Clinicians say the proximity of the monkeypox outbreak to Covid has had certain benefits. The overriding willingness of the public to present themselves for a vaccine – and to isolate when necessary – feels more normal now, two and a half years into the pandemic. For Owen, it’s hard, therefore, not to also compare the two vaccination programmes.

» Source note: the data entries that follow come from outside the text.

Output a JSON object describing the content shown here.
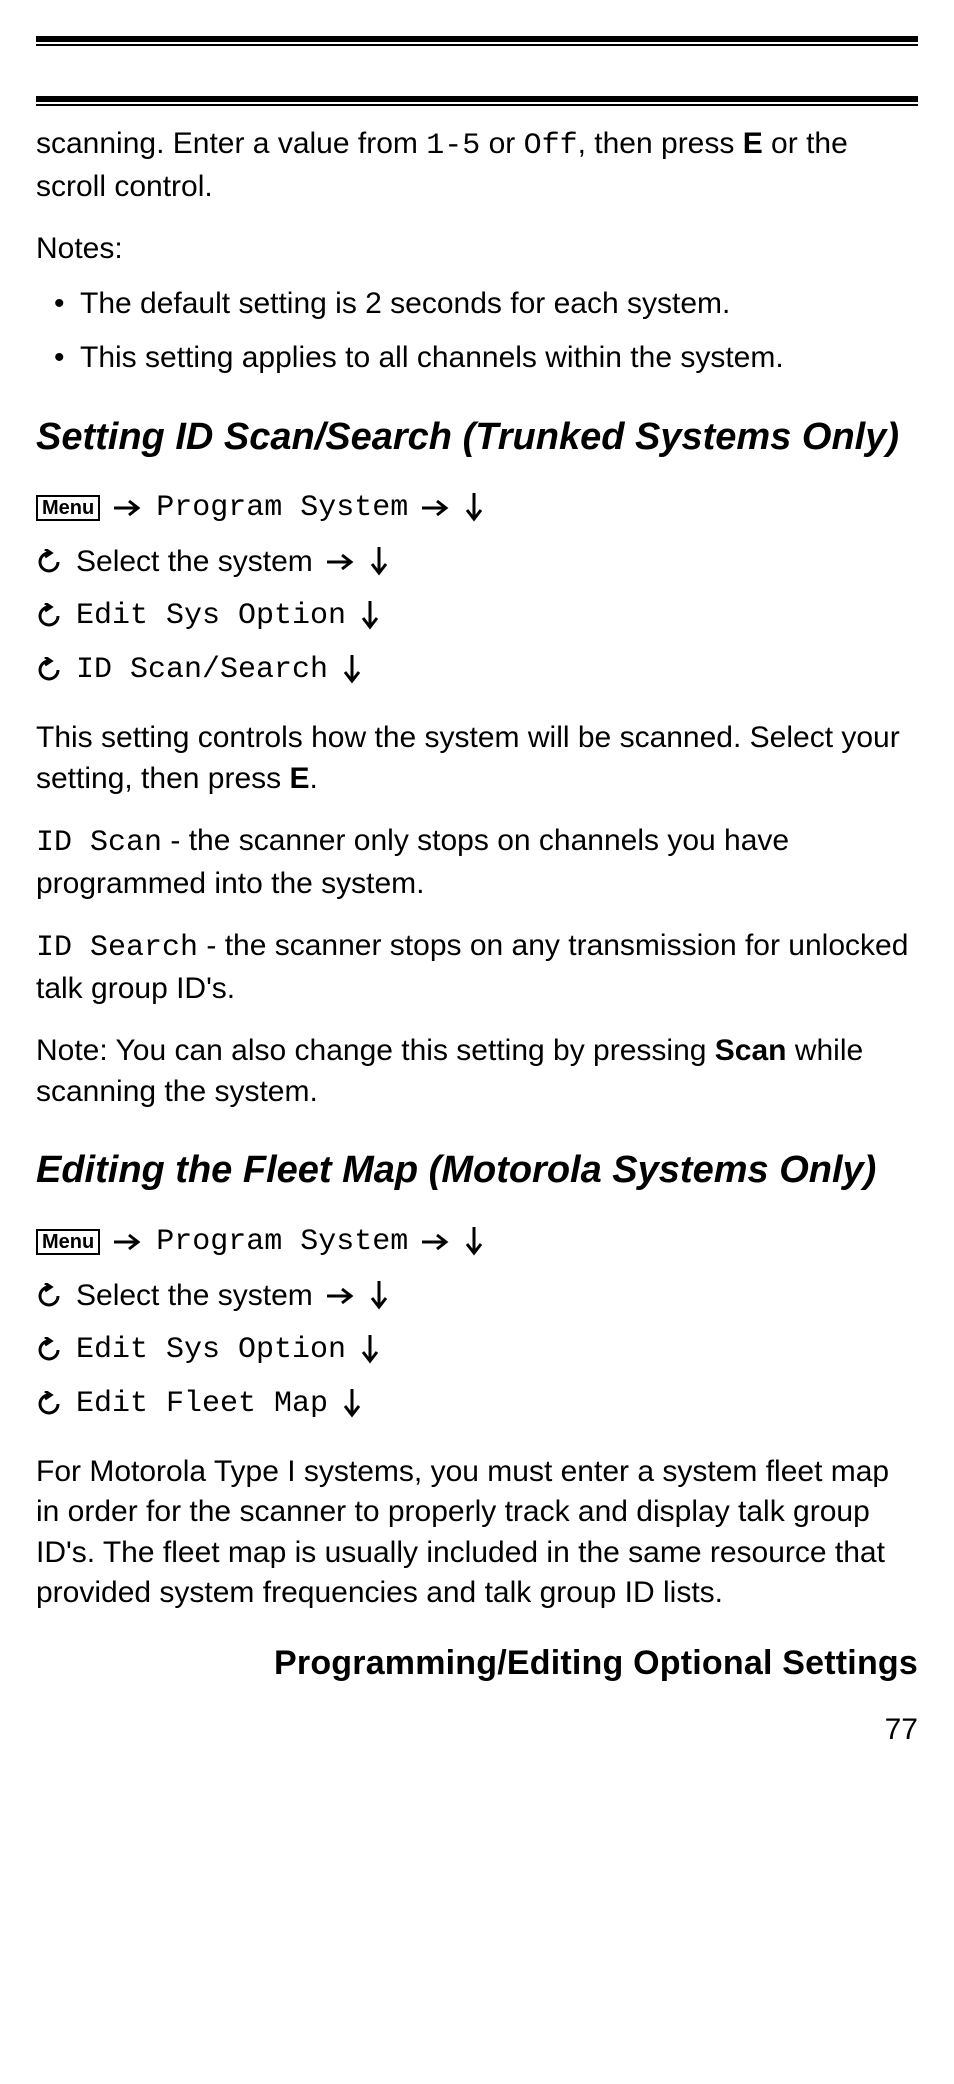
{
  "intro": {
    "p1_a": "scanning. Enter a value from ",
    "p1_range": "1-5",
    "p1_b": " or ",
    "p1_off": "Off",
    "p1_c": ", then press ",
    "p1_key": "E",
    "p1_d": " or the scroll control."
  },
  "notes": {
    "label": "Notes:",
    "items": [
      "The default setting is 2 seconds for each system.",
      "This setting applies to all channels within the system."
    ]
  },
  "section1": {
    "title": "Setting ID Scan/Search (Trunked Systems Only)",
    "nav": {
      "menu": "Menu",
      "program_system": "Program System",
      "select_system": "Select the system",
      "edit_sys_option": "Edit Sys Option",
      "last": "ID Scan/Search"
    },
    "p1_a": "This setting controls how the system will be scanned. Select your setting, then press ",
    "p1_key": "E",
    "p1_b": ".",
    "idscan_label": "ID Scan",
    "idscan_desc": " - the scanner only stops on channels you have programmed into the system.",
    "idsearch_label": "ID Search",
    "idsearch_desc": " - the scanner stops on any transmission for unlocked talk group ID's.",
    "note_a": "Note: You can also change this setting by pressing ",
    "note_key": "Scan",
    "note_b": " while scanning the system."
  },
  "section2": {
    "title": "Editing the Fleet Map (Motorola Systems Only)",
    "nav": {
      "menu": "Menu",
      "program_system": "Program System",
      "select_system": "Select the system",
      "edit_sys_option": "Edit Sys Option",
      "last": "Edit Fleet Map"
    },
    "p1": "For Motorola Type I systems, you must enter a system fleet map in order for the scanner to properly track and display talk group ID's. The fleet map is usually included in the same resource that provided system frequencies and talk group ID lists."
  },
  "footer": {
    "heading": "Programming/Editing Optional Settings",
    "page": "77"
  }
}
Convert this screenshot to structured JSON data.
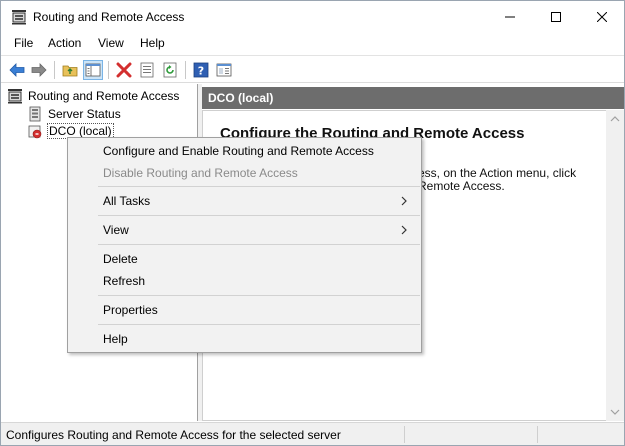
{
  "window": {
    "title": "Routing and Remote Access"
  },
  "menubar": {
    "items": [
      "File",
      "Action",
      "View",
      "Help"
    ]
  },
  "toolbar": {
    "buttons": [
      "back-icon",
      "forward-icon",
      "up-folder-icon",
      "show-hide-tree-icon",
      "delete-icon",
      "properties-icon",
      "refresh-icon",
      "help-icon",
      "console-view-icon"
    ]
  },
  "tree": {
    "root_label": "Routing and Remote Access",
    "items": [
      {
        "label": "Server Status"
      },
      {
        "label": "DCO (local)"
      }
    ]
  },
  "right_pane": {
    "header": "DCO (local)",
    "heading": "Configure the Routing and Remote Access",
    "body_fragment_1": "ess, on the Action menu, click",
    "body_fragment_2": "Remote Access."
  },
  "context_menu": {
    "items": [
      {
        "label": "Configure and Enable Routing and Remote Access",
        "disabled": false
      },
      {
        "label": "Disable Routing and Remote Access",
        "disabled": true
      },
      {
        "label": "All Tasks",
        "submenu": true
      },
      {
        "label": "View",
        "submenu": true
      },
      {
        "label": "Delete"
      },
      {
        "label": "Refresh"
      },
      {
        "label": "Properties"
      },
      {
        "label": "Help"
      }
    ]
  },
  "statusbar": {
    "text": "Configures Routing and Remote Access for the selected server"
  },
  "colors": {
    "header_bg": "#6d6d6d",
    "menu_bg": "#f2f2f2",
    "disabled_text": "#8a8a8a"
  }
}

“We saw what happened with Covid,” he says. “Every resource possible was put towards ensuring the vaccine was available to those who needed it. People were asked to change their behaviour, with the promise they’d be called in as soon as possible. With this, we’re not waiting for clinical trials, or breakthroughs in science.” There is a vaccine, Owen says; we know it works. “Yet no agency or politician will even commit to providing access to everyone who wants a vaccine, when supply becomes available. Instead, this community is once again being placed at risk. It feels like there’s no urgency. I don’t believe it’s overt homophobia. It’s not the same as what happened with HIV and Aids. But the inaction, the muted response, feels far too similar.”